Iain Dalton, Socialist Party Yorkshire secretary
Over 100 people crammed into the Al-Hikmah Centre in Batley, West Yorkshire, on 29 September to discuss how the cuts to local services planned by Kirklees Council could be opposed. In August, the council announced it had overspent by £27 million on last year’s budget and there was a black hole in this and next year’s budgets, amounting to £47 million.
Some of the details of the planned cuts to fill in these funding gaps have leaked. Two council-run specialist dementia care homes, Claremont House and Castle Grange, are due to be closed; 250 jobs are to be lost this year, Cleckheaton Town Hall is also to close. A further 750 jobs are estimated to go to cover next year’s financial gap.
And Kirklees Active Leisure – the arm’s length company running formerly council leisure services in Kirklees – is due to close further leisure centres on top of last year’s closure of Batley Baths, including Colne Valley Leisure Centre which won a reprieve last year, as well as Batley Sports and Tennis Centre, and Dewsbury Leisure Centre. If this goes ahead it will mean that three out of four leisure centres in the North Kirklees area have been closed in the last year!
The meeting heard from many people directly affected by these cutbacks, including family members of care home residents, a swimming club left homeless by the closure of the Dewsbury Leisure Centre and others. Some in the meeting already felt that the cuts were a done deal and were already talking about seeking Community Asset Transfers, but others wanted to fight. As one speaker from the floor suggested: “It’s up to us to demand what services we want from our councillors, not for them to impose upon us.”
I spoke from the floor on behalf of the Socialist Party, pointing out that demanding back the over £100 million stolen by the Tories from Kirklees residents in funding cuts since 2010 should be a key demand, including on Starmer’s Labour if elected at the general election.
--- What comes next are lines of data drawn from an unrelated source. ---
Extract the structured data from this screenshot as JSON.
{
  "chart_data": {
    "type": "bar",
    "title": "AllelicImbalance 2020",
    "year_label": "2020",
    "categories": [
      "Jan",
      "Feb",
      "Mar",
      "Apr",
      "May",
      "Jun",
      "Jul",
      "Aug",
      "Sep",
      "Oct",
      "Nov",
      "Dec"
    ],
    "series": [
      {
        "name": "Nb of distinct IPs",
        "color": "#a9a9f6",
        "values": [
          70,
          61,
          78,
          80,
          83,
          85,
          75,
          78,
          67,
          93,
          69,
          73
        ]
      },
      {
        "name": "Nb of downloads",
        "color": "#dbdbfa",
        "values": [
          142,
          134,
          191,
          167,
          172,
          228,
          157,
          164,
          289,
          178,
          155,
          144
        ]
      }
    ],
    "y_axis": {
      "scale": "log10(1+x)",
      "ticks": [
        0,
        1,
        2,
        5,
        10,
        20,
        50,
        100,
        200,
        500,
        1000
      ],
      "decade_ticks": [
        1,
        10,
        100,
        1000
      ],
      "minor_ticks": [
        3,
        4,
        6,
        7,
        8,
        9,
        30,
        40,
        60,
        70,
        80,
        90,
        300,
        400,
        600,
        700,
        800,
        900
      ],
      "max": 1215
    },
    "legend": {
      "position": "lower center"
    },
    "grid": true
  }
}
The council is able to utilise the £100 million in reserves as of March, and its prudential borrowing powers to balance a no-cuts budget and fund services in the meantime.
As was pointed out in the meeting, grassroots campaigns can win, campaigning earlier this year pushed back some leisure centre closures, and campaigning around the Huddersfield Royal Infirmary stopped the closure of the A&E. The next step agreed from the meeting was for a mass lobby of the next Kirklees Council meeting in Huddersfield on 18 October.